Their tips are practical and helpful. For example:
When left on the tarmac, begin to walk.
Be willing to make great mistakes.
Give up thinking you can do it all.
Create “to-don’t” lists.
Trust in God, but row away from the rocks.
Know it’s the obstacles in the stream that make it sing.
Let yourself cry when Tinkerbell dies.
Recognize that chocolate melts in order to take a new form.
Don’t complain, create.
When dreams turn to dust, vacuum.
The tips are even more charming when combined with the stories and wisdom and humor offered along with them.
This is a lovely and empowering book. I especially recommend it for women going through a time of transition. (Most of us?) We will make it through, and we can be all the better for the experience. This book will help you survive and thrive.
For us, surviving and thriving meant reinventing, rebuilding, and realizing that success was never final and failure was never fatal. It meant putting our best foot forward (Nike for some, Nine West for others) no matter what, and walking. Walking forward looking like a pillar of success on the outside while that tiny voice inside reminded us that our teenagers were out of control, our job could end tomorrow, and our spouses, colleagues, and bosses had been untruthful, selfish, unfaithful, or just plain stupid.

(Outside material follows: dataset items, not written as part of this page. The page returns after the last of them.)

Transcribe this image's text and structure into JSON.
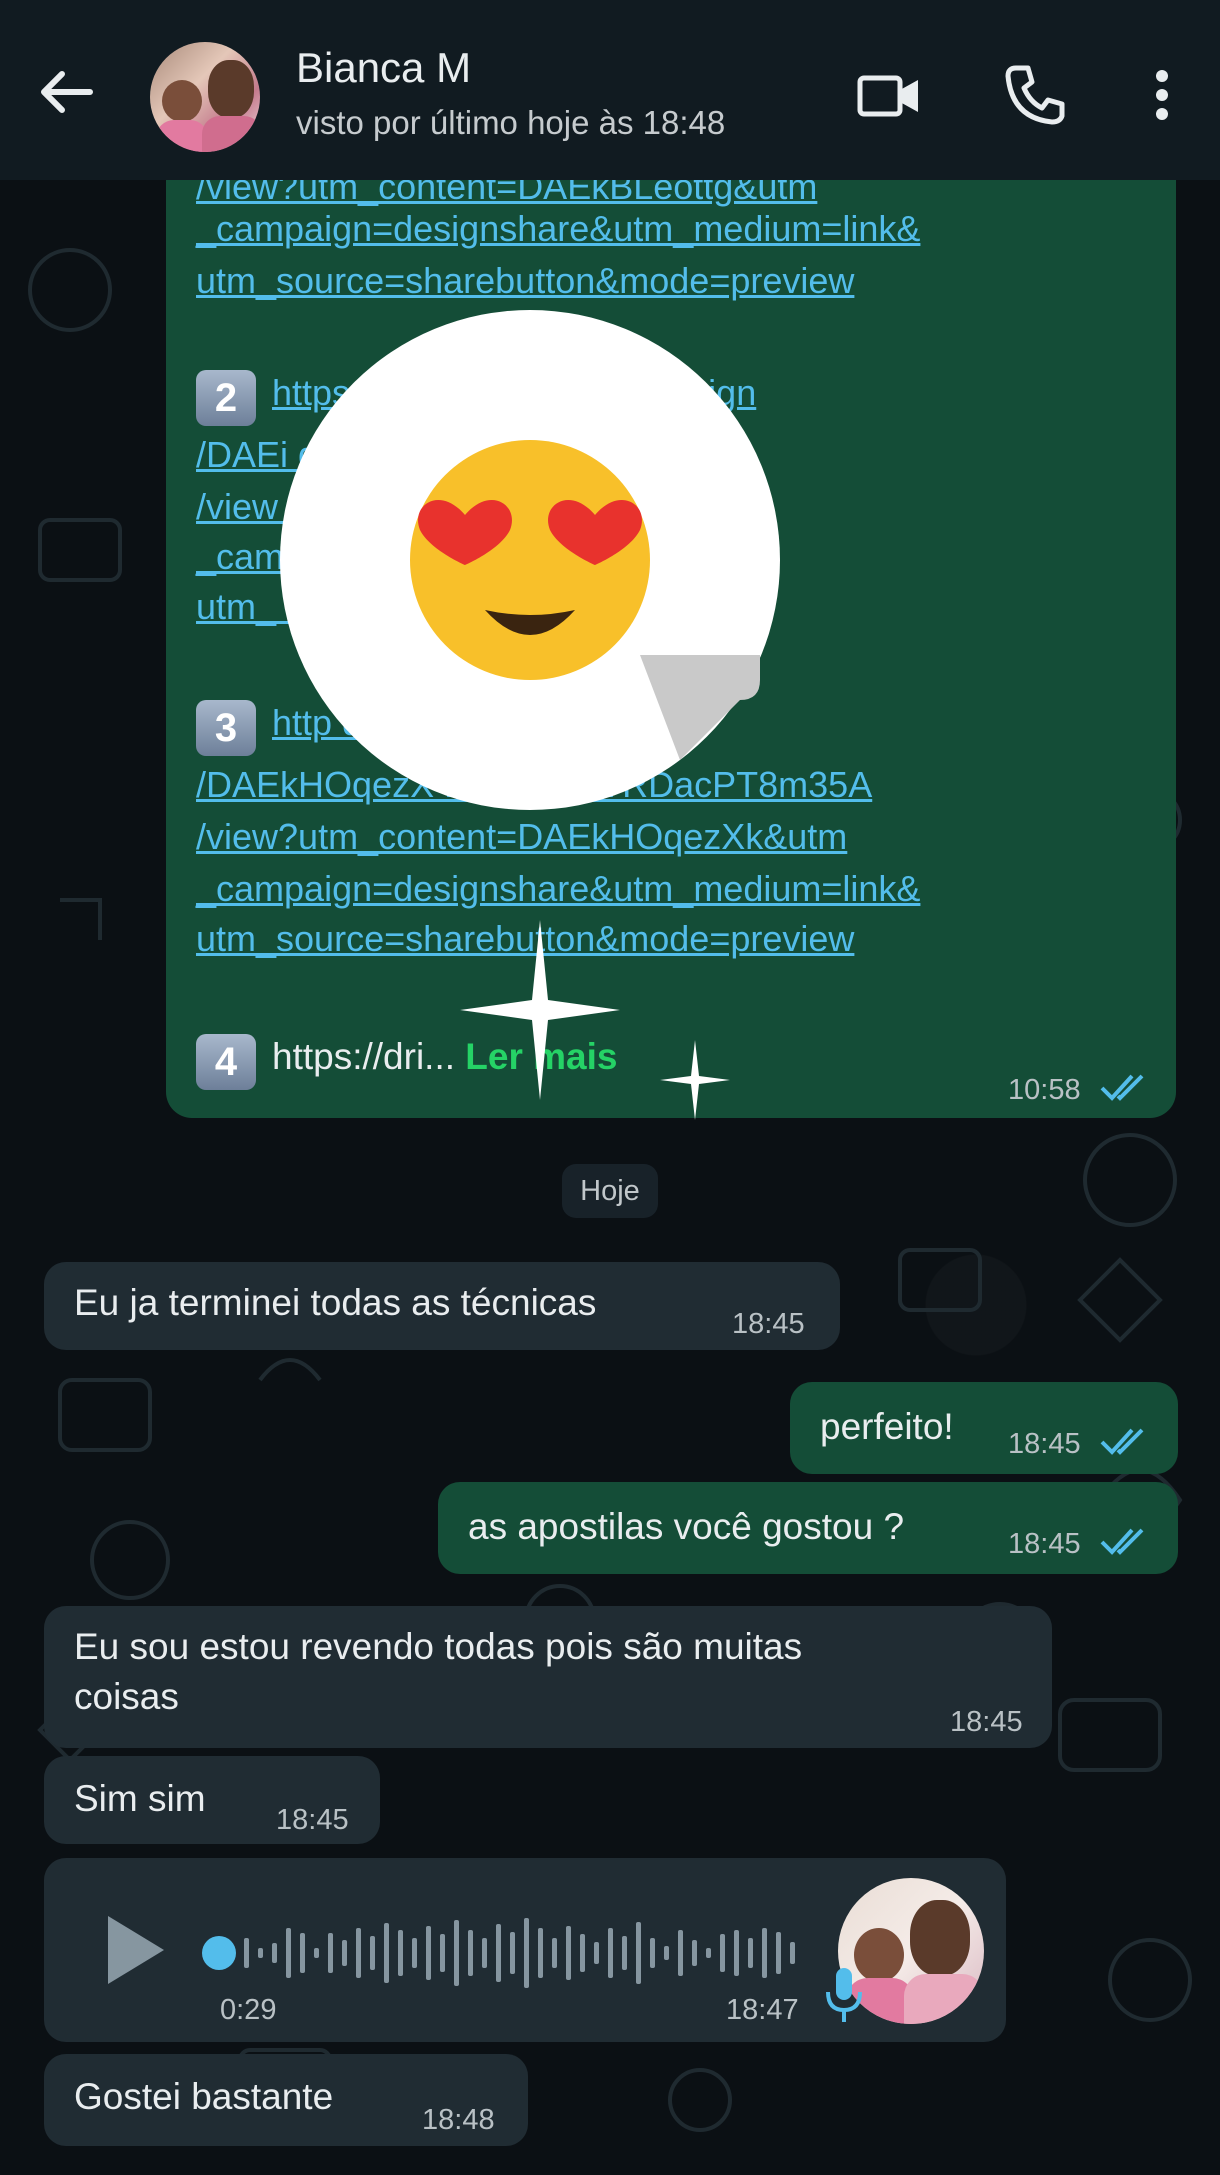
{
  "header": {
    "contact_name": "Bianca M",
    "last_seen": "visto por último hoje às 18:48",
    "icons": [
      "back-arrow-icon",
      "video-call-icon",
      "voice-call-icon",
      "more-options-icon"
    ]
  },
  "top_message": {
    "links": [
      "/view?utm_content=DAEkBLeottg&utm",
      "_campaign=designshare&utm_medium=link&",
      "utm_source=sharebutton&mode=preview"
    ],
    "item2_number": "2",
    "item2_lines": [
      "https://www.canva.com/design",
      "/DAEi                             douwp4vvVhmaQ",
      "/view                                   NfaY&utm",
      "_cam                                 _medium=link&",
      "utm_                                 de=preview"
    ],
    "item3_number": "3",
    "item3_lines": [
      "http                                    design",
      "/DAEkHOqezX                D5nDD6xTRDacPT8m35A",
      "/view?utm_content=DAEkHOqezXk&utm",
      "_campaign=designshare&utm_medium=link&",
      "utm_source=sharebutton&mode=preview"
    ],
    "item4_number": "4",
    "item4_text": "https://dri...",
    "read_more": "Ler mais",
    "time": "10:58"
  },
  "sticker": {
    "emoji": "😍"
  },
  "date_chip": "Hoje",
  "messages": [
    {
      "direction": "in",
      "text": "Eu ja terminei todas as técnicas",
      "time": "18:45"
    },
    {
      "direction": "out",
      "text": "perfeito!",
      "time": "18:45"
    },
    {
      "direction": "out",
      "text": "as apostilas você gostou ?",
      "time": "18:45"
    },
    {
      "direction": "in",
      "text_line1": "Eu sou estou revendo todas pois são muitas",
      "text_line2": "coisas",
      "time": "18:45"
    },
    {
      "direction": "in",
      "text": "Sim sim",
      "time": "18:45"
    },
    {
      "direction": "in",
      "type": "voice",
      "duration": "0:29",
      "time": "18:47"
    },
    {
      "direction": "in",
      "text": "Gostei bastante",
      "time": "18:48"
    }
  ],
  "colors": {
    "header_bg": "#111b21",
    "chat_bg": "#0b1014",
    "outgoing_bubble": "#144d37",
    "incoming_bubble": "#202c33",
    "link": "#53bdeb",
    "read_ticks": "#53bdeb",
    "accent_green": "#25d366"
  }
}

Surviving and thriving meant taking what life offered up and looking for the opportunities, the joy, and the compassion in less-than-pleasant or less-than-perfect circumstances. It meant cultivating the collective willpower to move up and move on, or move out, even when the process broke our hearts. It meant recruiting support and building the confidence to trust when life’s legendary curveballs were thrown, we would have the willpower, support, and courage to move forward. The phrase “survive and thrive” became a perfect descriptor of our journeys as friends. Together we would navigate through some tricky times.